This has been--and still is--the most beautiful autumn I seen in probably 20 years. While East Tennessee is always amazing this time of year, this year the colors are simply astounding. The poem below, which was published a couple of years ago, reflects on an October day 20 years ago in upper East Tennessee, when I was in college.
Driving Up Unaka Mountain
That October the wild roses wove
their way through the barbed wire
fence.
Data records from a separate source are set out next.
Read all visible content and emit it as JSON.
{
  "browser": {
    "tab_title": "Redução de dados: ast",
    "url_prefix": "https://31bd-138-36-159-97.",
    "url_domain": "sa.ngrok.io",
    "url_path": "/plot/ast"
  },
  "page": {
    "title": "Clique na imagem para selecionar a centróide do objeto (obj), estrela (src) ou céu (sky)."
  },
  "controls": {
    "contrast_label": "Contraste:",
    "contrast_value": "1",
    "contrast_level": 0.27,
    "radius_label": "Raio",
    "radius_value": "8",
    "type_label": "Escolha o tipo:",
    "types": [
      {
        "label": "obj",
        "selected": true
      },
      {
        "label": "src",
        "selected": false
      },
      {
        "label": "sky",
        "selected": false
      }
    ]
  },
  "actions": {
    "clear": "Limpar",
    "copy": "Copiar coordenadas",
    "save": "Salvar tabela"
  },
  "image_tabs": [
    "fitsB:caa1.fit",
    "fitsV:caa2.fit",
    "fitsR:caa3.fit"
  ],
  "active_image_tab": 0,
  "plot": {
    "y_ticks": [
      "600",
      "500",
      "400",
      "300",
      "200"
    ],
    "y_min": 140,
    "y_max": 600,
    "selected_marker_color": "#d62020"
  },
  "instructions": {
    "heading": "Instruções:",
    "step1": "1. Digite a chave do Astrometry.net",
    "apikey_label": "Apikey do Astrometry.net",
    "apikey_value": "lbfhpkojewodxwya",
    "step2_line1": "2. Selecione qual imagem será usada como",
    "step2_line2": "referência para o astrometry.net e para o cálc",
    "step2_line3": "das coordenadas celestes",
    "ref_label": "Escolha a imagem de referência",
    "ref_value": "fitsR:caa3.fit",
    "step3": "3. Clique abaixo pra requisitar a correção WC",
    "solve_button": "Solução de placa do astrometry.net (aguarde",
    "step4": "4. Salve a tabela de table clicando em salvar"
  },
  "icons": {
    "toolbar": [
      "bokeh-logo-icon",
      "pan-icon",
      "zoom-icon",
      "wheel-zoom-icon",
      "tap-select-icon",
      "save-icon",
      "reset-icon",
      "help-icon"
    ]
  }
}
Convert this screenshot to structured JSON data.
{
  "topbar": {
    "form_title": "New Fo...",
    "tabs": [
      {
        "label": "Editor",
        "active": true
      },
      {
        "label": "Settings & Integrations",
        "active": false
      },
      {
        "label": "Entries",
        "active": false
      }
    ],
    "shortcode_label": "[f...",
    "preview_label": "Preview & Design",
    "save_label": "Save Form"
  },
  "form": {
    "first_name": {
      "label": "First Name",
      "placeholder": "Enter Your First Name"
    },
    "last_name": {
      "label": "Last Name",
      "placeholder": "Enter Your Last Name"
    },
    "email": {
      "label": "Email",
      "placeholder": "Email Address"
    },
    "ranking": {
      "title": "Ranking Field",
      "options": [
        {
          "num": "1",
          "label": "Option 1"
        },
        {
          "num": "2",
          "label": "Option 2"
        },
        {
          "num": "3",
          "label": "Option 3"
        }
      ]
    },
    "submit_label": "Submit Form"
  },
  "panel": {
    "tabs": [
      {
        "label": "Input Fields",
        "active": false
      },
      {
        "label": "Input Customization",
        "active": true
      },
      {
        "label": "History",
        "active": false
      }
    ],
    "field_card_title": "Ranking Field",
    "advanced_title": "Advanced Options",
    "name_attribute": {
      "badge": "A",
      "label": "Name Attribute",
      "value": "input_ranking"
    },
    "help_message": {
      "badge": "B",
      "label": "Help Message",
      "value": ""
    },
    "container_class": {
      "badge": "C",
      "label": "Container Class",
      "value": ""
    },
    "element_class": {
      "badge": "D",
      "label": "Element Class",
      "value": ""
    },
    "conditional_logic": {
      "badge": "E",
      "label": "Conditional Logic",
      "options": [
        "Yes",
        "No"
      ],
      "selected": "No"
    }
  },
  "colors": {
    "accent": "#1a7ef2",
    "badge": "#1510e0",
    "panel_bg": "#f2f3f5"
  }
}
Your first time in the mountains.
You stood on the edge for so long I stopped
breathing, thinking you would stretch out
your arms and dive into the green and yellow
and orange below. Or maybe I would
try it myself, not for death but for the sheer joy
of being part of something so absolute,
catching your hand as I leapt,
laughing gap-toothed and loud.
Instead we found a warm rock
and read the books we'd brought along.
I studied the tiny freckles of your skin,
and thought about ways
to make you stay.
I was never hungry
then. Now I would pack a basket
of baguettes and brie and grapes.
Now I would be a tourist. The old people
on their porches would see my out-of-state
license plates and turn their heads, blinking
away my wave. At the top I would raise
a glass of wine and photograph the view,
everything edged and cornered.
(Sarah Cummins Small, published in Breathing the Same Air, 2001.)